Claes lui demanda ce que faiſaient ses père & mère pendant cette giflerie.

Lamme Goedzak répondit :

— Mon père me battait sur une épaule & ma mère sur l’autre en me diſant : « Revanche-toi, couard. » Mais moi, ne voulant pas frapper une fille, je m’enfuis.

Soudain Lamme blêmit & trembla de tous ses membres.

Et Claes vit venir une grande femme &, marchant à côté d’elle une fillette maigre & d’aſpect farouche.

— Ah ! dit Lamme tenant Claes au haut-de-chauſſes, voici ma mère & ma sœur qui me viennent quérir. Protégez-moi, monſieur du charbonnier.

— Tiens, dit Claes, prends d’abord ces sept liards pour salaire & allons à elles sans peur.

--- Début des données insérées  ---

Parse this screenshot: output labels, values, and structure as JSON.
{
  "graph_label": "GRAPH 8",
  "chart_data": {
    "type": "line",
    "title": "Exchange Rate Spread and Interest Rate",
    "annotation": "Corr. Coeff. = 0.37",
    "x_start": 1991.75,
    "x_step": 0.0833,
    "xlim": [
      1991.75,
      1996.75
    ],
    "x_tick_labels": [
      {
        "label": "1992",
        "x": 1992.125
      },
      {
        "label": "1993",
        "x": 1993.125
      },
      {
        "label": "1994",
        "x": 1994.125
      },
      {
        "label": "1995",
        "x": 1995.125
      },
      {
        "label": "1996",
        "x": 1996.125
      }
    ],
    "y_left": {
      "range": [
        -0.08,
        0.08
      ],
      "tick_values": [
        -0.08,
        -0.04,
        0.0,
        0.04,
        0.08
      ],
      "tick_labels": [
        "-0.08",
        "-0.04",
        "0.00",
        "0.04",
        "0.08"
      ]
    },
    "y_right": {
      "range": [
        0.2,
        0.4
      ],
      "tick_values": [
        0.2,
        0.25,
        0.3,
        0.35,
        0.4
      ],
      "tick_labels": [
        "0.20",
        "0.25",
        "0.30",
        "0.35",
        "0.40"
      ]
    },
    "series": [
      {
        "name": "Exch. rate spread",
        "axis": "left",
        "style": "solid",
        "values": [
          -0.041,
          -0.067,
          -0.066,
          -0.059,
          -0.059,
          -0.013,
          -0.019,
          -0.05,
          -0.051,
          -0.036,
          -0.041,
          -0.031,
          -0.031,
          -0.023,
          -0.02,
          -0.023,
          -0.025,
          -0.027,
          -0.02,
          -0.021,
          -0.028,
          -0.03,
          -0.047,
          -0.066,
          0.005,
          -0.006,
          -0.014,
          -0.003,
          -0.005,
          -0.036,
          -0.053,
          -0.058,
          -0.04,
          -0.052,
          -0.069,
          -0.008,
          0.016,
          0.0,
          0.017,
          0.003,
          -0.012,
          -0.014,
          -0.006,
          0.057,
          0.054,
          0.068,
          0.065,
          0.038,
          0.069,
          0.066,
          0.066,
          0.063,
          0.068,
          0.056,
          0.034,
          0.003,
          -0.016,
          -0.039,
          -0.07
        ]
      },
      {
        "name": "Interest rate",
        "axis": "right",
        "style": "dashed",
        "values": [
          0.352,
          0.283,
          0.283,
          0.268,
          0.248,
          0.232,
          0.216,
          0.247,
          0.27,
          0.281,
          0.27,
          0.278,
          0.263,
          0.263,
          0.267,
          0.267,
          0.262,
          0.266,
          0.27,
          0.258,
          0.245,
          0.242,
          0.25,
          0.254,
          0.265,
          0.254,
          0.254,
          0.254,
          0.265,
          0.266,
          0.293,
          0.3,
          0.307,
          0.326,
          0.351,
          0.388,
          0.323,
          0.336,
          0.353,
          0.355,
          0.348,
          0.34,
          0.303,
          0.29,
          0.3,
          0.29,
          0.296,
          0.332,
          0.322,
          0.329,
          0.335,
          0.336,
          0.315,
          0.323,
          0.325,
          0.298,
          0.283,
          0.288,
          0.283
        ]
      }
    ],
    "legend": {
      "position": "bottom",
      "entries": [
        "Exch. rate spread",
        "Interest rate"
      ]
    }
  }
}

Quand les deux femmes virent Lamme, elles coururent à lui & toutes deux le voulurent battre, la mère parce qu’elle avait été inquiète & la sœur parce qu’elle en avait l’habitude.

Lamme se cachait derrière Claes & criait :

— J’ai gagné sept liards, j’ai gagné sept liards, ne me battez point.

Mais la mère l’embraſſait déjà, tandis que la fillette voulait de force ouvrir les mains de Lamme pour avoir son argent. Mais Lamme criait :

— C’eſt le mien, tu ne l’auras pas.

Et il serrait les poings.

Claes toutefois secoua rudement la fillette par les oreilles & lui dit :

— S’il t’arrive encore de chercher noiſe à ton frère, qui eſt bon & doux comme un agneau, je te mettrai dans un noir trou à charbon, & là ce ne sera plus moi qui te tirerai les oreilles mais le rouge diable d’enfer, qui te mettra en morceaux avec ses grandes griffes & ses dents qui sont comme fourches.

À ce propos, la fillette n’oſant plus regarder Claes ni s’approcher de Lamme, s’abrita derrière les jupons de sa mère. Mais en entrant en ville, elle criait partout :

— Le charbonnier m’a battue ; il a le diable dans sa cave.

Cependant elle ne frappa plus Lamme davantage ; mais, étant grande, le fit travailler à sa place. Le doux niais le faiſait volontiers.